The city has limited options when it comes to regulating firearm activity, which mainly falls under federal and provincial jurisdiction. However, Vaughan believes zoning bylaws, which the city does control, could be used to outlaw the sale of ammunition or enact prohibitively strict controls on how gun collectors store their weapons.

A ban on handgun ammo could also affect rifle owners because, according to Vaughan, bullets used in long guns can sometimes be used in smaller weapons as well.

This is not the first time that highly publicized violence has prompted debate about gun control at City Hall. Following the so-called “Summer of the gun” in 2007, David Miller convinced council to ban firing ranges and restrict the manufacture of guns in the city.

But Miller’s efforts fell short of what Vaughan is proposing. The councillor says he’s looking into reviving several Miller-era initiatives that he believes staff never followed up on.

But even Vaughan’s supporters have doubts about how far the city can go. Wong-Tam’s exchanges with the city solicitor have led her to believe council can only do so much without support from other levels of government.

“I wouldn’t say there’s nothing the city can do, but certainly we’ll have to have the cooperation of the federal government,” she says.

Wong-Tam, who represents the ward that includes the Eaton Centre, envisions a more indirect approach that would see council work with other municipalities to ask Ottawa to enact a national handgun ban.
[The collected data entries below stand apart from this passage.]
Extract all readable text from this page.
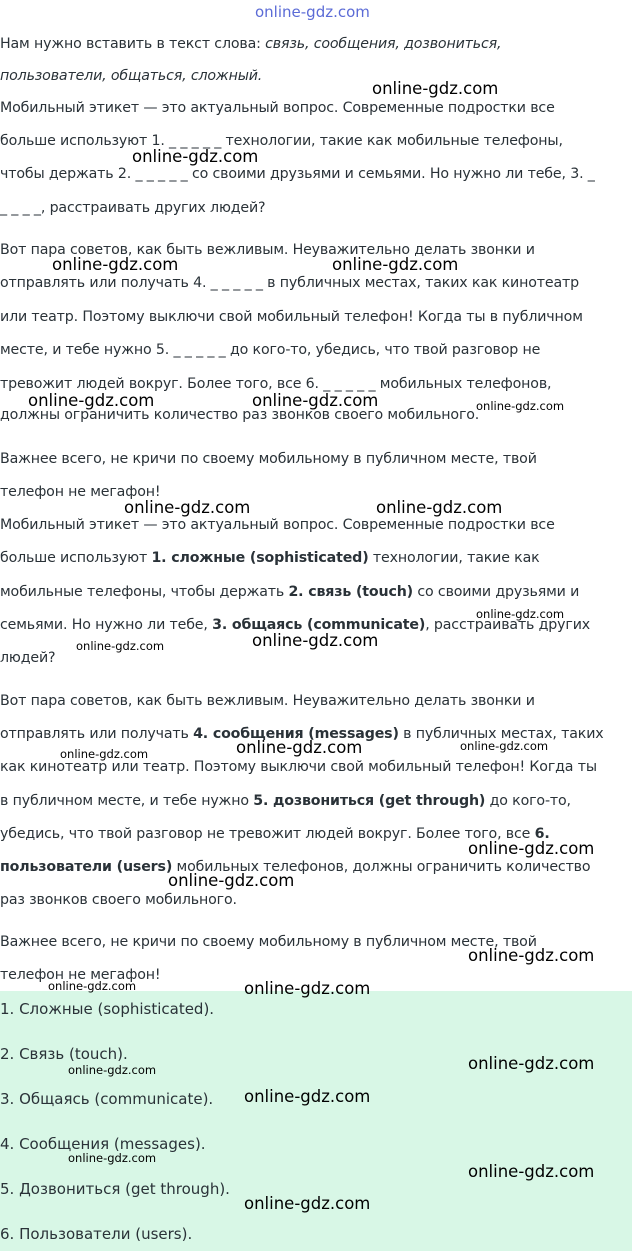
online-gdz.com
Нам нужно вставить в текст слова: связь, сообщения, дозвониться,
пользователи, общаться, сложный.
Мобильный этикет — это актуальный вопрос. Современные подростки все
больше используют 1. _ _ _ _ _ технологии, такие как мобильные телефоны,
чтобы держать 2. _ _ _ _ _ со своими друзьями и семьями. Но нужно ли тебе, 3. _
_ _ _ _, расстраивать других людей?
Вот пара советов, как быть вежливым. Неуважительно делать звонки и
отправлять или получать 4. _ _ _ _ _ в публичных местах, таких как кинотеатр
или театр. Поэтому выключи свой мобильный телефон! Когда ты в публичном
месте, и тебе нужно 5. _ _ _ _ _ до кого-то, убедись, что твой разговор не
тревожит людей вокруг. Более того, все 6. _ _ _ _ _ мобильных телефонов,
должны ограничить количество раз звонков своего мобильного.
Важнее всего, не кричи по своему мобильному в публичном месте, твой
телефон не мегафон!
Мобильный этикет — это актуальный вопрос. Современные подростки все
больше используют 1. сложные (sophisticated) технологии, такие как
мобильные телефоны, чтобы держать 2. связь (touch) со своими друзьями и
семьями. Но нужно ли тебе, 3. общаясь (communicate), расстраивать других
людей?
Вот пара советов, как быть вежливым. Неуважительно делать звонки и
отправлять или получать 4. сообщения (messages) в публичных местах, таких
как кинотеатр или театр. Поэтому выключи свой мобильный телефон! Когда ты
в публичном месте, и тебе нужно 5. дозвониться (get through) до кого-то,
убедись, что твой разговор не тревожит людей вокруг. Более того, все 6.
пользователи (users) мобильных телефонов, должны ограничить количество
раз звонков своего мобильного.
Важнее всего, не кричи по своему мобильному в публичном месте, твой
телефон не мегафон!
1. Сложные (sophisticated).
2. Связь (touch).
3. Общаясь (communicate).
4. Сообщения (messages).
5. Дозвониться (get through).
6. Пользователи (users).
online-gdz.com
online-gdz.com
online-gdz.com	online-gdz.com
online-gdz.com	online-gdz.com	online-gdz.com
online-gdz.com	online-gdz.com
online-gdz.com
online-gdz.com
online-gdz.com
online-gdz.com	online-gdz.com
online-gdz.com
online-gdz.com
online-gdz.com
online-gdz.com
online-gdz.com	online-gdz.com
online-gdz.com
online-gdz.com
online-gdz.com
online-gdz.com
online-gdz.com
online-gdz.com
Tony Bernardo of the Toronto Shooting Sports Association is livid that councillors would suggest outlawing the sale of ammunition to legal gunowners. Under provincial law, anyone buying bullets has to have a valid firearms license and has their name, address, and type of ammunition recorded at the point of purchase. Bernando believes these controls are more than effective in ensuring that the ammunition doesn’t fall into the wrong hands.

“For the ‘city fathers’ of Toronto to go after legal, licensed sales of ammunition for hunters and target shooters, is absolutely reprehensible,” Bernando says. “Because they can’t control crime in their city, they’re going to blame people who don’t cause the crime? This is absolutely ridiculous. They should be ashamed.”

To Bernando’s knowledge, there are only a “handful” retailers and a single wholesaler who deal ammunition in the city.

Should Vaughan bring a gun control motion to council, it may find little support, particularly in light of a vote last month that reversed a decision made under Miller to banish the Toronto Sportsmen’s Show from the CNE. Councillors who voted to re-admit the event in May justified their position by arguing, like Bernardo, that legal gun ownership has little to do with crime.

That was before the Eaton Centre shooting that killed two and injured six others put gun violence back on the front pages however.

Deputy Mayor Doug Holyday, who staunchly opposed banning gun clubs and the original CNE decision, said Tuesday he’s open to hearing suggestions Vaughan brings forward.

“I don’t know what authority we do have to do some of these things,” Holyday said. “But I would certainly be willing to listen to any proposal and get the staff input on it and the solicitor’s input on it and go from there.”